Once Lopez was taken into custody in Orange County jail, he was transferred to Immigration and Customs Enforcement (ICE) for deportation proceedings.
Before six months had passed from the date he was convicted, Lopez filed a motion to withdraw his plea pursuant to Penal Code § 1018 (not Penal Code § 1473.7) based on a mistake in entering his plea without knowing the immigration consequences of his plea. The trial court denied the motion and Lopez filed an appeal with the Fourth Appellate District Court of Appeal in Riverside.

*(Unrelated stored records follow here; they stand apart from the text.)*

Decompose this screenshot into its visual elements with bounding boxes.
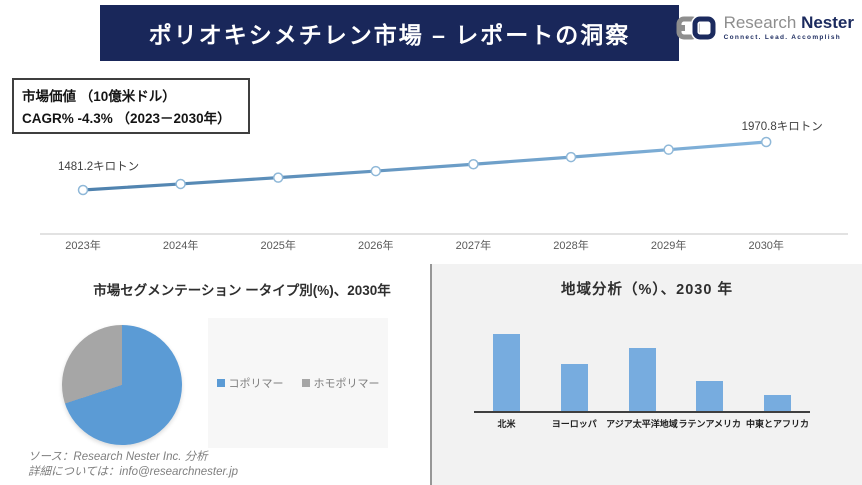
region-bar-アジア太平洋地域 — [628, 348, 656, 411]
data-point-2028年 — [565, 151, 577, 163]
logo-wordmark: Research Nester — [724, 14, 854, 32]
source-line: ソース：Research Nester Inc. 分析 — [28, 451, 208, 463]
x-tick-label: 2027年 — [456, 238, 491, 252]
page-title: ポリオキシメチレン市場 – レポートの洞察 — [148, 22, 631, 48]
legend-label: ホモポリマー — [313, 378, 380, 390]
x-tick-label: 2023年 — [65, 238, 100, 252]
x-tick-label: 2024年 — [163, 238, 198, 252]
pie-legend: コポリマー ホモポリマー — [208, 318, 388, 448]
legend-item-ホモポリマー: ホモポリマー — [301, 375, 380, 391]
data-point-2029年 — [663, 144, 674, 155]
first-point-label: 1481.2キロトン — [58, 161, 139, 173]
data-point-2030年 — [760, 136, 772, 148]
region-bar-chart: 北米 ヨーロッパ アジア太平洋地域 ラテンアメリカ 中東とアフリカ — [432, 264, 862, 485]
region-bar-北米 — [493, 334, 520, 411]
last-point-label: 1970.8キロトン — [742, 121, 823, 133]
market-value-line-chart: 2023年 2024年 2025年 2026年 2027年 2028年 2029年 2030年… — [0, 112, 862, 262]
region-bar-ラテンアメリカ — [696, 380, 724, 411]
region-analysis-panel: 地域分析（%）、2030 年 北米 ヨーロッパ アジア太平洋地域 ラテンアメリカ 中東と… — [430, 264, 862, 485]
region-bar-label: 中東とアフリカ — [745, 419, 809, 429]
report-title-banner: ポリオキシメチレン市場 – レポートの洞察 — [100, 5, 679, 61]
segmentation-chart-title: 市場セグメンテーション ータイプ別(%)、2030年 — [93, 283, 391, 298]
legend-swatch-icon — [301, 379, 310, 387]
logo-tagline: Connect. Lead. Accomplish — [723, 34, 842, 41]
x-tick-label: 2028年 — [553, 238, 588, 252]
x-tick-label: 2030年 — [748, 238, 783, 252]
x-tick-label: 2025年 — [260, 238, 295, 252]
region-bar-label: アジア太平洋地域 — [606, 419, 678, 429]
region-bar-label: 北米 — [497, 419, 516, 429]
contact-line: 詳細については：info@researchnester.jp — [28, 466, 239, 478]
logo-word-nester: Nester — [801, 13, 854, 32]
logo-text: Research Nester Connect. Lead. Accomplis… — [723, 14, 854, 42]
research-nester-logo: Research Nester Connect. Lead. Accomplis… — [675, 12, 854, 49]
trend-line — [81, 140, 768, 192]
data-point-2026年 — [370, 165, 382, 177]
legend-label: コポリマー — [228, 378, 284, 390]
legend-item-コポリマー: コポリマー — [216, 375, 284, 391]
data-point-2027年 — [468, 158, 479, 170]
bar-chart-x-axis — [474, 411, 810, 413]
chain-links-logo-icon — [675, 12, 719, 49]
region-bar-label: ラテンアメリカ — [678, 419, 742, 429]
data-point-2025年 — [272, 172, 284, 183]
market-value-cagr-box: 市場価値 （10億米ドル） CAGR% -4.3% （2023－2030年） — [12, 78, 250, 134]
legend-swatch-icon — [216, 379, 225, 387]
logo-word-research: Research — [723, 13, 797, 32]
region-chart-title: 地域分析（%）、2030 年 — [561, 282, 733, 298]
segmentation-pie-chart — [62, 325, 182, 445]
region-bar-中東とアフリカ — [764, 394, 791, 411]
market-value-line: 市場価値 （10億米ドル） — [22, 89, 176, 104]
data-point-2023年 — [77, 184, 89, 196]
region-bar-label: ヨーロッパ — [551, 419, 597, 429]
x-tick-label: 2026年 — [358, 238, 393, 252]
line-chart-svg: 2023年 2024年 2025年 2026年 2027年 2028年 2029年 2030年… — [40, 121, 848, 252]
x-tick-label: 2029年 — [651, 238, 686, 252]
region-bar-ヨーロッパ — [560, 364, 588, 411]
source-note: ソース：Research Nester Inc. 分析 詳細については：info… — [28, 450, 238, 480]
cagr-line: CAGR% -4.3% （2023－2030年） — [22, 111, 231, 126]
data-point-2024年 — [175, 178, 186, 190]
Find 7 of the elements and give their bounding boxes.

Justice Eileen Moore wrote the court’s opinion, reversing the trial court. Her opinion is extremely well-written and pleasure to read for its clarity and methodical presentation of the law on this issue.
Justice Moore first reminded the reader that Penal Code § 1018 permits a defendant at any time before judgment or at any time within six months of an order granting probation, if judgment is suspended, to withdraw a guilty plea for good cause shown. “This section shall be liberally construed . . . to promote justice” the statute states.

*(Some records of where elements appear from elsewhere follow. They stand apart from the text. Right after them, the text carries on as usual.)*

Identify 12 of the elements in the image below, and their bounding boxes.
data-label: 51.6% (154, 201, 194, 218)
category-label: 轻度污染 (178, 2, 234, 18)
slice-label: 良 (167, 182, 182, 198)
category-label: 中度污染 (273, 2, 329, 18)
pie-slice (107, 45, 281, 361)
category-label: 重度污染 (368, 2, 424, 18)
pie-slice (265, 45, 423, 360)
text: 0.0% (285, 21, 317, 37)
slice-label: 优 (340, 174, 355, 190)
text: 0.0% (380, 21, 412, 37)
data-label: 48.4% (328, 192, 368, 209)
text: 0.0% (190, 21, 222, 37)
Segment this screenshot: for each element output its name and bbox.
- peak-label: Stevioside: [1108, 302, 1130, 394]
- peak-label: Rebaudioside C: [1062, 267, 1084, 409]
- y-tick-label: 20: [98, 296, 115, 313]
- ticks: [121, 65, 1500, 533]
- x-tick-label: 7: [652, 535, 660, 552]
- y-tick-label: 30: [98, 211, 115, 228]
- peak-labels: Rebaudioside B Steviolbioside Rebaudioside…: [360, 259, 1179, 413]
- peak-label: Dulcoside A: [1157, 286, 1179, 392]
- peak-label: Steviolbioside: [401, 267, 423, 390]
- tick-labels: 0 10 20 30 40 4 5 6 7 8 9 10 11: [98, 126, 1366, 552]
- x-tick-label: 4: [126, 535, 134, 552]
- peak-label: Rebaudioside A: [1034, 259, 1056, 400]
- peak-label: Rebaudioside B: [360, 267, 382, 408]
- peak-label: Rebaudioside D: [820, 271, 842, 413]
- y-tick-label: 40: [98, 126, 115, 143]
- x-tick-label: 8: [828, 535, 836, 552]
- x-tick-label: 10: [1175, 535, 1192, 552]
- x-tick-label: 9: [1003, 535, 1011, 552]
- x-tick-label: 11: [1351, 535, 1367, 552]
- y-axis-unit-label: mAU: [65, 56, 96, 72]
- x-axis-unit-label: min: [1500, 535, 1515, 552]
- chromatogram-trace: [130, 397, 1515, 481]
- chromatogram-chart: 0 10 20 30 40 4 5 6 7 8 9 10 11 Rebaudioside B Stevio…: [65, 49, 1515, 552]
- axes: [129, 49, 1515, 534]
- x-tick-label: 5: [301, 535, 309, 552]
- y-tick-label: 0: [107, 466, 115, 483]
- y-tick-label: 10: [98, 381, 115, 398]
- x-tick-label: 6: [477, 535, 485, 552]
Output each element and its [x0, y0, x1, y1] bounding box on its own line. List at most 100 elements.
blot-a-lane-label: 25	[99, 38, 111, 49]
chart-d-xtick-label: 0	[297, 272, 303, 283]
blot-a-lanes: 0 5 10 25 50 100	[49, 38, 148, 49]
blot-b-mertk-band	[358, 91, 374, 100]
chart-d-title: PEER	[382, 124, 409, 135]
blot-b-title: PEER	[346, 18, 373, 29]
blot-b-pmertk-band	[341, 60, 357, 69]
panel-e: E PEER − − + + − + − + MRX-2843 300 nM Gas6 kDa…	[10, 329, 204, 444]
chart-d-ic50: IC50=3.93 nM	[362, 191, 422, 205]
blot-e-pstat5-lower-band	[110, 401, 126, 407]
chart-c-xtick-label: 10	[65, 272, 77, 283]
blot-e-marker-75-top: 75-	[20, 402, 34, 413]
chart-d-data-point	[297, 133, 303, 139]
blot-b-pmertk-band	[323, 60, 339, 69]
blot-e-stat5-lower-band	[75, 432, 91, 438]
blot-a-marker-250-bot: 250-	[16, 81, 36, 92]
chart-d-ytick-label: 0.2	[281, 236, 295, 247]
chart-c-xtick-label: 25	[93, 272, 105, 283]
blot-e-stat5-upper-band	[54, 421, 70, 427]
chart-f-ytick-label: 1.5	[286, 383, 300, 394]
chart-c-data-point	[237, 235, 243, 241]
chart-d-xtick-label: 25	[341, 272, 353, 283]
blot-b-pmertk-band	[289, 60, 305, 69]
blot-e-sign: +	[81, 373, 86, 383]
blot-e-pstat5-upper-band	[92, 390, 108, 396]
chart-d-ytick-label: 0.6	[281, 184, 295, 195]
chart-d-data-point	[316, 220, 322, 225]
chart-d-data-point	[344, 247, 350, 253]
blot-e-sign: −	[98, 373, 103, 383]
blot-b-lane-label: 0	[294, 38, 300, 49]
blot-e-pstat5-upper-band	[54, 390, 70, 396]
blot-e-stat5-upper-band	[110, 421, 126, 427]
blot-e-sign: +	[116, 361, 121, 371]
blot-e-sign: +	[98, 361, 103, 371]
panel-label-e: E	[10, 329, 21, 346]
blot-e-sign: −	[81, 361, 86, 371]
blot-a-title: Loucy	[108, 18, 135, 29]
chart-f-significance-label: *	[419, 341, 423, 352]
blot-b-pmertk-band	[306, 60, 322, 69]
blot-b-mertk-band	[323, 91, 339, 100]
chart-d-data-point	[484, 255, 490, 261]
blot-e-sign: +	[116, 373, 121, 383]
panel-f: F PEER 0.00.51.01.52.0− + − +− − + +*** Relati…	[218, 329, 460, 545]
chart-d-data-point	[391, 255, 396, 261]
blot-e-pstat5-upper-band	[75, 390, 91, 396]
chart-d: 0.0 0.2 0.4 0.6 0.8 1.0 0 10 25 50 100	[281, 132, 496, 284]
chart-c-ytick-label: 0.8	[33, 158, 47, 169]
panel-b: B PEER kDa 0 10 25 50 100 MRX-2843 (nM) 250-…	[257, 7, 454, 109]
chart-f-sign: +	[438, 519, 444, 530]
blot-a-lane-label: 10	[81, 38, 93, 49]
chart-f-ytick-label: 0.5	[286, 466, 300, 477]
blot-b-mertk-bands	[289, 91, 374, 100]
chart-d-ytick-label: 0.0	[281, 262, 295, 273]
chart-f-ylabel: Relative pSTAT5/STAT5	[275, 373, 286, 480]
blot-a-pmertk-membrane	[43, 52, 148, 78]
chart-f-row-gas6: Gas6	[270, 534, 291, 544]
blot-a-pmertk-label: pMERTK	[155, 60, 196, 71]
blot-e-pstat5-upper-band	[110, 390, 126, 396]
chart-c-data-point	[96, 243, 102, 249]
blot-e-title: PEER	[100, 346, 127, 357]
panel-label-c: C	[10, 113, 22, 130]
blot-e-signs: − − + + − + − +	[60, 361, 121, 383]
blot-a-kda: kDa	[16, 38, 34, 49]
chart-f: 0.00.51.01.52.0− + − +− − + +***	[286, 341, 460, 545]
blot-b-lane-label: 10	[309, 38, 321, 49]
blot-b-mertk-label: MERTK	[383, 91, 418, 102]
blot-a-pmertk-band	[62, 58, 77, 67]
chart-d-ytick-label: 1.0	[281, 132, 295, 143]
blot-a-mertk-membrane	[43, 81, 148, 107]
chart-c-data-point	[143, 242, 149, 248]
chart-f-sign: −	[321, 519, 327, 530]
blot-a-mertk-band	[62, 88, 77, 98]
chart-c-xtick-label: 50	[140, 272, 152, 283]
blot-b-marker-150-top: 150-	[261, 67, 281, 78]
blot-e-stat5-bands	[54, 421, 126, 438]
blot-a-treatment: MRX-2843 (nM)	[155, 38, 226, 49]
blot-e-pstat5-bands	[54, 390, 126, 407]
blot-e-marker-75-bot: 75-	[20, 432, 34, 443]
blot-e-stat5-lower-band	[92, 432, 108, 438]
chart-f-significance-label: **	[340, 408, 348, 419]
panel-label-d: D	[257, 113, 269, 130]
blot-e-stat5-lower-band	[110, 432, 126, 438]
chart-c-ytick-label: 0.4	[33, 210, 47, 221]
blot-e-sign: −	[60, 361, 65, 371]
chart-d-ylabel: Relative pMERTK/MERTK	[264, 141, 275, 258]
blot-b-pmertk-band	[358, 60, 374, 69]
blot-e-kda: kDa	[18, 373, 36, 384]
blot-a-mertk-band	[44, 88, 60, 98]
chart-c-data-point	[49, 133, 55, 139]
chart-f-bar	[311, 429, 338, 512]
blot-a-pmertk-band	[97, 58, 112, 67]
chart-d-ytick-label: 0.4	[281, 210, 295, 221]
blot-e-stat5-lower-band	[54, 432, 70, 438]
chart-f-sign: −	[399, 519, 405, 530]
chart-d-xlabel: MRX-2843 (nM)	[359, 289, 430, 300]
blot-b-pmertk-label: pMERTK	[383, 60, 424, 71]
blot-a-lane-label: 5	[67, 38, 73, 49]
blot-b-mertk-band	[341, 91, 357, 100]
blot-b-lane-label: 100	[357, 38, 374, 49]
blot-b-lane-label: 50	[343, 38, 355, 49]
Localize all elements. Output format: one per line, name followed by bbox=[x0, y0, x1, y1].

“Mistake, ignorance or any other factor overwhelming the exercise of free judgement is good cause for withdrawal of a guilty plea.” People v. Perez (2015) 233 Cal. App. 4th 736, 741.
“When a defendant is represented by counsel, the grant or denial of an application to withdraw a plea is purely within the discretion of the trial court after consideration of all factors necessary to bring about a just result.” People v. Nocelott (2012) 211 Cal. App. 4th 1091.
The appellate court then addressed Lopez’s claim by acknowledging that “the duty of defense counsel to advise clients of adverse immigration consequences of a plea agreement is an evolving area of the law.” In 2010, the U.S. Supreme Court issued its ruling in Padilla v. Kentucky (2010) 559 U.S. 356, wherein the Court held that being properly advised of adverse immigration consequences is part of counsel’s duty to provide effective representation under the Sixth Amendment. Id., at 367-368. Preserving the right to remain in the United States, the Court noted, can be more important to a defendant than remaining out of prison. Id. at 368.
California legislatures then codified this duty of defense counsel, citing Padilla, to provide affirmative and competent counsel with accurate and affirmative advice about adverse immigration consequences in Penal Code § 1016.3. Section 1016.3 also imposes a duty on prosecutors to consider the avoidance of adverse immigration consequences “as one factor in an effort to reach a just resolution.”
In Lopez’s case, the court noted that Lopez paid his attorney $20,000 to defend him, but his attorney never discussed adverse immigration consequences of the plea bargain specifically as to him. He only advised him that there might be problems, but the plea bargain was presented to Lopez on the same day he accepted the deal and was only presented once he came to the courthouse. Lopez had been a permanent resident of the United States for 22 years. He had four children here and both his parents lived here. His income supported his four children.
Count three, possession of a controlled substance for sale, was an “aggravated felony” under federal law that left Lopez subject to nearly certain deportation. See 8 U.S.C. § 1227(a); United States v. Verduzco-Rangel (9th Cir., 2018) 884 F.3d 918, 920.
The firearm-related charge, however, would not necessarily have adverse immigration consequences. United States v. Aguilera-Rios (9th Cir., 2014) 769 F.3d 626, 637.
Count one, possession of a controlled substance, while it would render Lopez deportable, left open the possibility of seeking relief from deportation. 8 U.S.C. § 1229(b).
Accordingly, the appellate court reversed the order denying Lopez’s motion to withdraw his plea. The case was then remanded for further proceedings with the case still pending.